I was so engrossed in what I was doing, I didn’t realize that I was being watched. Then I heard a noise above to see that very same cardinal looking down at me. I simply froze while he hopped from branch to branch, his song ringing out to the four corners of the yard and beyond.
A short while later a squirrel appeared above me as well, along with a chipmunk, who walked along the fence right in front of me. I was in photography heaven. And so began a new journey. Each day I would venture out at certain times, which I had learned through observation, were the times the animals liked to feed.
Then came the day when I was photographing clouds and I heard a birdsong, to find a baby robin on the lawn right in front of me. I crouched down to get a better look at him and he jumped up and tried to perch on my camera. His wobbly legs could not hold on and he fell off, fluttering down to the ground, a little bit dazed. Fortunately it wasn’t far to go. I gently reached out my hand to help him right himself and he gave me a little “peep”. I tried to walk away but he followed me. This went on for awhile until eventually he realized I was not going to feed him.
And then today, I simply went out to sit on my deck with a bowl of strawberries. While I sat there I cannot tell you how many birds perched on the railing to snack on the birdseed I had laid out for them. (One of my better plans) And they remained to finish eating while I sat there watching. And when they left, I found the rabbit lounging in the sun in the middle of my back yard.
Very carefully, I walked down the deck steps and found a quiet spot in the corner, then sat myself down. The bunny timidly approached, then plopped himself down about ten feet away. He then watched as I slowly finished eating my strawberries, occasionally scratching his ear or wriggling his nose but nevertheless rooted to his “spot”.

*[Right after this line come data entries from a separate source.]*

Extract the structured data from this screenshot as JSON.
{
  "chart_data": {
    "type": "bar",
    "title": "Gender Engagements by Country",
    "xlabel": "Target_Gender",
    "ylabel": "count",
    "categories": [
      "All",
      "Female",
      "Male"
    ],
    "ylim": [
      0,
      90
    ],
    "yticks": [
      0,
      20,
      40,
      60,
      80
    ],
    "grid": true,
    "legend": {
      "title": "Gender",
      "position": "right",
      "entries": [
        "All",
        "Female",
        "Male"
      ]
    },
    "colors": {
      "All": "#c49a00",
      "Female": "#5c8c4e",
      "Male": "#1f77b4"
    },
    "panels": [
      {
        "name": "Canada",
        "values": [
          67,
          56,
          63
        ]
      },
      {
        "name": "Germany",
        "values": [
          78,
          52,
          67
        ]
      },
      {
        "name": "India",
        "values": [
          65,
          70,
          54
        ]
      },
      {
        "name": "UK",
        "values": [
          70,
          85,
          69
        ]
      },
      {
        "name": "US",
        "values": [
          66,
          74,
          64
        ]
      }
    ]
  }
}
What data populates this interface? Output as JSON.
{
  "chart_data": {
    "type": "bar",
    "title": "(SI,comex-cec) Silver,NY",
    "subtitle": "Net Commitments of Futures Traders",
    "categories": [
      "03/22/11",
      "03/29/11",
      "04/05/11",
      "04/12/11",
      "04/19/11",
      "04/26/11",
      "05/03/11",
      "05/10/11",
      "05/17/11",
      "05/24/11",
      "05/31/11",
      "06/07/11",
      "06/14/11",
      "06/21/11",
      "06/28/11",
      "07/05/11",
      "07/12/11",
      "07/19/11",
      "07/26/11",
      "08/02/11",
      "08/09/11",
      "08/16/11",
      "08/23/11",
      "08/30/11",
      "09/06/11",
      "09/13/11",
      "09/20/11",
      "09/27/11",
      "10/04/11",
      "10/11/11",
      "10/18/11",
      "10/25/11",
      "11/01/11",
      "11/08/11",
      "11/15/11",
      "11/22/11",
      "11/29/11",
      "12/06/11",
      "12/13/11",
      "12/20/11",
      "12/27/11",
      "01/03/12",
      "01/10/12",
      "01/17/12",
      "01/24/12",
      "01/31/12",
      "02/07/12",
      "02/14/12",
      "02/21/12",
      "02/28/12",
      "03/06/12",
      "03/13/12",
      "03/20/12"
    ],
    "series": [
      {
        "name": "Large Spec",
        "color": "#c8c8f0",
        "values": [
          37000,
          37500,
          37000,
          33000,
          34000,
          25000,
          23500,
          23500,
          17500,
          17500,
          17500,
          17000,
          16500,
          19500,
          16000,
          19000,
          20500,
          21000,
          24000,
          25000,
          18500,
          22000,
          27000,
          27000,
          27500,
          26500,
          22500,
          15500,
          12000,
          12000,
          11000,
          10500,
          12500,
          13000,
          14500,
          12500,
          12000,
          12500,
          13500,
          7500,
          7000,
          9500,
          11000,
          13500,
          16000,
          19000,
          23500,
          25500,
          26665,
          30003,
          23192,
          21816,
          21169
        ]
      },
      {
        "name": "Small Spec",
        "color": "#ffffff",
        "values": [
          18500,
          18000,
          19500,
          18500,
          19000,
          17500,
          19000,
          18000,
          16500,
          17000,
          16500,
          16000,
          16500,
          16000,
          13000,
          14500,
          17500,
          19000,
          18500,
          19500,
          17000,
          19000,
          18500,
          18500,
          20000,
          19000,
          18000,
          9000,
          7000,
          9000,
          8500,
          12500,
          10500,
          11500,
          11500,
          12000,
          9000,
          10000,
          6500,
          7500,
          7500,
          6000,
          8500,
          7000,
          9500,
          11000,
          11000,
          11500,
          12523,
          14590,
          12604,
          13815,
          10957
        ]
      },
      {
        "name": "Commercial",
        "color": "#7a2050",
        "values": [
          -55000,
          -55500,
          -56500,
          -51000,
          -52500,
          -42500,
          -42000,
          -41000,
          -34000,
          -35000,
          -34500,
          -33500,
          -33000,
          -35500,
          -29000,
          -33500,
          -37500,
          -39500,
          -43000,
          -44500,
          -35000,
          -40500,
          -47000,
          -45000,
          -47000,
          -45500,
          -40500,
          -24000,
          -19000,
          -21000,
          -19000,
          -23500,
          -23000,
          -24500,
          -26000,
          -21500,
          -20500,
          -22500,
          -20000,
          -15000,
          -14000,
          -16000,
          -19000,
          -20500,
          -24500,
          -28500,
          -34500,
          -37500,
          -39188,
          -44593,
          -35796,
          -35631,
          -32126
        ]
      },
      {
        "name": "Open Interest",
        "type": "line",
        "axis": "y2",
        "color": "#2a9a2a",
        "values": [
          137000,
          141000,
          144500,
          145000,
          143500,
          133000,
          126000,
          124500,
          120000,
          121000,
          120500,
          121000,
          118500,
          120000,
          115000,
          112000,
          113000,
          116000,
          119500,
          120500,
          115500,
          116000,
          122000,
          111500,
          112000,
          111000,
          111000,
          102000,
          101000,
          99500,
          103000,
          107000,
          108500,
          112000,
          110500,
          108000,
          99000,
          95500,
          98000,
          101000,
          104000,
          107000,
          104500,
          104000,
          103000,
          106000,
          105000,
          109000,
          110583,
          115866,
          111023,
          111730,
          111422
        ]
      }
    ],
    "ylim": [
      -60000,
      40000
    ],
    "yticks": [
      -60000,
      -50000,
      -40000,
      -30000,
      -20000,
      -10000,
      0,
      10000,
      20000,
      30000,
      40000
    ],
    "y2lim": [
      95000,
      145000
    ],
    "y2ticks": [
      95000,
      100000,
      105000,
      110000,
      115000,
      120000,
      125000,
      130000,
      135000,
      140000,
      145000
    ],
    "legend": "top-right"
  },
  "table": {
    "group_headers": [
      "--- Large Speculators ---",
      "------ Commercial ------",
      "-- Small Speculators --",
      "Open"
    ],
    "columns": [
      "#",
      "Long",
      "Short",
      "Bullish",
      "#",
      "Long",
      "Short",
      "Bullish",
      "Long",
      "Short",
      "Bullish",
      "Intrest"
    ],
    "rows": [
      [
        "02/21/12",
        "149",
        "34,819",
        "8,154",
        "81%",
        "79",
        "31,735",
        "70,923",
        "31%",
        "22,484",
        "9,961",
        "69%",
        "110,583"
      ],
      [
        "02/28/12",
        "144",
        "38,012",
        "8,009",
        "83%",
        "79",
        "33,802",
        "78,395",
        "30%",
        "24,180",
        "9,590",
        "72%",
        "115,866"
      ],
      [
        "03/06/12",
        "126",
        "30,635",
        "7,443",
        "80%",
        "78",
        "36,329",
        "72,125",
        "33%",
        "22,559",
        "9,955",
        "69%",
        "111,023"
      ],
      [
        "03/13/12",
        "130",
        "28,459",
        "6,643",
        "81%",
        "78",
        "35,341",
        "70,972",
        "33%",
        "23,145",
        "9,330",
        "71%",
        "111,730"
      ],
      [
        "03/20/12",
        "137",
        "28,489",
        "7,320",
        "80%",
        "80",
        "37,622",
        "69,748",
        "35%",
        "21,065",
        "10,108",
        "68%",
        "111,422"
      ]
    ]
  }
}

While I sat there I listened…listened to the cardinal, the thrasher, the finch and mockingbird all going about their business…listened to the wind rustling through the trees…listened to the crackling of dead leaves on the ground that told me a squirrel was nearby. And at that instant in time, I was completely attuned to the moment and one with my surroundings. And I felt complete serenity along with the joy of being alive. Eventually I got up and left my rabbit friend, shaking my head as I went back inside.
There were many things I learned from this whole experience. I have always been a person who needed to fix things, fix relationships, make things fit. And as such, I felt the need to be in control. In this instance, I had set out to make the animals adapt to me. Instead, I wound up adapting to them.
I became an observer, rather than a pursuer and in letting go of my ambitions, I got exactly what I had wanted all along. Sometimes, it is in the letting go that we find the answers we are looking for. And sometimes we just need to listen. For it is in the silence, that we learn what could not be seen or heard above the din of endless noise and chatter.
I had never realized before just how intricate a world was in my own back yard. I was simply too busy making plans, molding my part of the world, making everything “fit”. There is a lot to be said for simply “being” instead of always “doing”.
A friend and I recently discussed just that: The idea of “being” …And being in the present to simply savor each and every moment. Photography has taught me the joy of doing just that by opening my eyes to the world around me. Like studying the “I Spy” children’s books, I have now become aware of the hidden objects in my everyday life.
And now having been opened to that whole new world, I have evolved. I am in the present, yesterday gone, tomorrow a hope and a glimmer. I am letting go of all expectation and simply observing and growing each and every day. My eyes are opened to possibility in all its forms. And that leads me to believe that perhaps the veil between this world and the spirit one really is not so obscure. All one needs are eyes that are willing to “see”.